Organic farming can help save bees

New evidence is already showing that the loss of bees and other pollinators is affecting farmers.

New studies suggest that crops like field bean, apple and strawberry in the UK may already suffering from insufficient pollination. But strawberries have been found to have higher pollination success on organic, compared to conventional farms, and this benefit can appear as quickly as 2 to 4 years after a farm converts to organic. A new study has also found that field beans on organic farms have greater pollination success compared to conventional farms.

It is clear that the temporary suspension by the European Union of three neonicotinoid insecticides will not be enough to halt still less reverse the massive decline in wild pollinators, nor remove the risk to honey bees. Recent scientific evidence from the USA suggests pollinators are subject to a wide variety of insecticides and fungicides present in pollen, which could threaten their survival, and the same is thought to be true in Europe.

Other changes, including the provision of more wild flowers and fundamental changes in farming systems significantly to reduce all pesticide use will be needed to restore pollinator populations.

However, the Proposed Strategy – consultation on which closes on Saturday 2 May 2014 – currently proposes no real change to farming systems, as all it advocates is more ‘Integrated Pest Management’ (IPM). There is no agreed definition of IPM, and it is variously claimed to encompass a huge range of management practices, from the current standard of most UK conventional farming at one end of the spectrum, to organic farming at the other.


Peter Melchett, Soil Association policy director said: “Our pollinators are vital and so we are is calling on Defra to make clear that their preferred European definition of IPM does also refer to organic farming, and to drop their claim that there is scientific evidence that IPM could help bees, when none in fact exists. Indeed, if most current UK farming is correctly classified as IPM, as the National Farmers’ Union and most supermarkets say, then the evidence shows that it is definitely not beneficial for pollinators, as these have either continued to decline, or at least not recovered, after many years of IPM farming in the UK.”

Researchers from Oxford University have found approximately 50% more different pollinator species on organic compared to non-organic farms in the latest scientific study, based on data from nearly 100 different studies. The most recent research looking at numbers of bees on organic compared to non-organic farms, a major global review of 39 different studies, found that there are on average 74% more wild bees on organic farms, and research has found higher butterfly numbers too.

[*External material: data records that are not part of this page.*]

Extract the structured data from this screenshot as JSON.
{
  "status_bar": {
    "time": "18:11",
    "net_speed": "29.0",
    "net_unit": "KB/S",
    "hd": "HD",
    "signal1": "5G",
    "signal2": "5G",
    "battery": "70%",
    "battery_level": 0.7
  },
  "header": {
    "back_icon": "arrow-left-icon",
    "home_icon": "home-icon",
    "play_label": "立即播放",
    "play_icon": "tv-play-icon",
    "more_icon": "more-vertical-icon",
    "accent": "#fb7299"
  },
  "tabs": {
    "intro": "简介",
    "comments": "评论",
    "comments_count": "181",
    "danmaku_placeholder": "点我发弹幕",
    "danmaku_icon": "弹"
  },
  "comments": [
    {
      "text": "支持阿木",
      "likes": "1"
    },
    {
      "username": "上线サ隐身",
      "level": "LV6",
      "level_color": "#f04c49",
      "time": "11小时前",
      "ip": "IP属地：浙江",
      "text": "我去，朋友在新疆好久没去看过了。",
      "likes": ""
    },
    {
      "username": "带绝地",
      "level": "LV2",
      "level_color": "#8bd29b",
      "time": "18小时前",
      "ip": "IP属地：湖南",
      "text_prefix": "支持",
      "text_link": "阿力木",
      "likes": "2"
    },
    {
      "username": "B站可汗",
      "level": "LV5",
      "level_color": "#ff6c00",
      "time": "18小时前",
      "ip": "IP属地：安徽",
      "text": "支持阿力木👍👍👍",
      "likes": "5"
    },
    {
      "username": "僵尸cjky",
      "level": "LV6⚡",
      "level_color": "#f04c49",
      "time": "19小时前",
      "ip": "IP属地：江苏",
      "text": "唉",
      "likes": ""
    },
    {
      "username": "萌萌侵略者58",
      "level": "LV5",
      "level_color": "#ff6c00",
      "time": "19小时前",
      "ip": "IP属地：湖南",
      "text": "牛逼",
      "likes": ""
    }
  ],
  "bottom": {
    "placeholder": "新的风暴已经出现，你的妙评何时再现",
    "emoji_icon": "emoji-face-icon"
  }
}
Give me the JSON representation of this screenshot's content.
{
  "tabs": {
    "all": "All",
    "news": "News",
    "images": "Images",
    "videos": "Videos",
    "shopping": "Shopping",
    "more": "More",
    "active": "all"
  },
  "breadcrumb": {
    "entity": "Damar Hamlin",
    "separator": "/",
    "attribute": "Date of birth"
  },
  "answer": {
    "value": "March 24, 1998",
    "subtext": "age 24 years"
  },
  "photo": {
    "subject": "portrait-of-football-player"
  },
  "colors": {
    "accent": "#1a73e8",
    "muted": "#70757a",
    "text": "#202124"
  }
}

For all wildlife, previous meta-analyses have consistently shown an average of around 30% more of all species and 50% higher numbers of wildlife on organic compared to non-organic farms. The biggest differences occur in wild plants (the start of the food chain on which other wildlife depends), because absolutely no weed-killers can be used in organic farming. Research shows organic farms have on average nearly 75% more plant species compared to comparable conventional farms. The next biggest differences are in numbers and variety of wild insects (which depend on plants), with significant but lower increases for diversity and numbers of wild birds and mammals.

Peter Melchett continued: “This research shows there is a clear solution for pollinators with a known outcome – support organic farming and we can have 50% more species of pollinators in our countryside.”

Apart from banning all weed killers, so protecting wild plants, organic standards dramatically restrict use of insecticides and fungicides that kill insects, including pollinators like honey bees and bumblebees. Organic farming may also provide more nesting sites for wild bees. The major difference is that organic farms have more flowers.